Looking forward to hearing how it goes!

Re: Smaller Unit

PostPosted: Tue Mar 03, 2009 4:07 am
by swanie

Thank you very much for your advice and help!!

I intend to charge a 12v battery. My intention is only to provide power for a few LED lights. My magnets inside point touch each other.

My idea grew from one simple question to myself while I visited CT. “if people are educated poverty decreases, how do I provide a light at night for every single poor kid in South Africa to better the education opportunity”.

I live in Taiwan and have access to the latest development in LED lights, the magnet factory is around the corner from my house (they can make any shape I need but I first need to get this one unit to work).

As I said, I’m not an engineer so I simply decided to go as small as possible and decided that 12 magnets tight next to each other will be a relatively small charger. The blades should be short and stocky for big speed. I can increase the copper windings or the wire thickness but I don’t want to sacrifice space.

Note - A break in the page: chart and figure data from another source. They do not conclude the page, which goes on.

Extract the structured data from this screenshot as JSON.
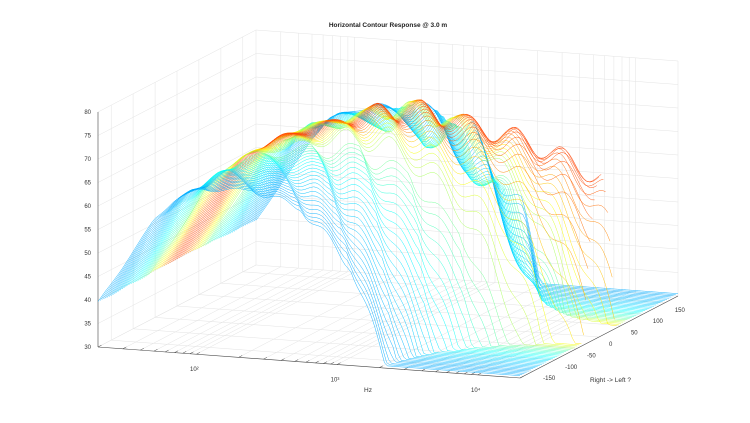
{
  "chart_data": {
    "type": "waterfall-3d",
    "title": "Horizontal Contour Response @ 3.0 m",
    "xlabel": "Hz",
    "ylabel": "Right -> Left ?",
    "x_scale": "log",
    "xlim": [
      20,
      20000
    ],
    "x_ticks": [
      100,
      1000,
      10000
    ],
    "x_tick_labels": [
      "10²",
      "10³",
      "10⁴"
    ],
    "ylim": [
      -180,
      180
    ],
    "y_ticks": [
      -150,
      -100,
      -50,
      0,
      50,
      100,
      150
    ],
    "y_tick_labels": [
      "-150",
      "-100",
      "-50",
      "0",
      "50",
      "100",
      "150"
    ],
    "zlim": [
      30,
      80
    ],
    "z_ticks": [
      30,
      35,
      40,
      45,
      50,
      55,
      60,
      65,
      70,
      75,
      80
    ],
    "z_tick_labels": [
      "30",
      "35",
      "40",
      "45",
      "50",
      "55",
      "60",
      "65",
      "70",
      "75",
      "80"
    ],
    "grid": true,
    "colormap": "jet",
    "angles": {
      "start": -180,
      "end": 180,
      "step": 5
    },
    "on_axis_response": [
      {
        "hz": 20,
        "db": 40
      },
      {
        "hz": 30,
        "db": 48
      },
      {
        "hz": 50,
        "db": 59
      },
      {
        "hz": 70,
        "db": 64
      },
      {
        "hz": 100,
        "db": 67
      },
      {
        "hz": 200,
        "db": 70
      },
      {
        "hz": 500,
        "db": 74
      },
      {
        "hz": 1000,
        "db": 75
      },
      {
        "hz": 2000,
        "db": 73
      },
      {
        "hz": 5000,
        "db": 71
      },
      {
        "hz": 10000,
        "db": 68
      },
      {
        "hz": 20000,
        "db": 64
      }
    ]
  }
}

Oh let me add, I’m a windsurfer and sail consistent in 40 knots, my sails and masts don’t last to long so I’m forever concerned about the strength of my babe charger.


Re: Smaller Unit

PostPosted: Tue Mar 03, 2009 3:58 pm
by windgat
Hi Piet. I meant, what is the gap between the faces of the magnets, ie. how much 'air gap' (actually partly filled by the coils) is there between the rotors?

Intuitively I still think 10 winds per coil is on the low side... buy only experimentation will tell!

You are very lucky to have an LED factory around the corner! Maybe we can make an arrangement for you to post some to us here someday...

Re: Smaller Unit

PostPosted: Wed Oct 22, 2014 1:55 pm
by naveed01
A DC motor which for e.g. does 3000rpm at 24V, if turned at 500rpm will make about 4V. Gearboxes (or pulleys) are a bit of a pain to make, and also lose a lot of energy. The gearboxes on large turbines is apparently the most technically challenging component, the most expensive, and requires the most maintenance.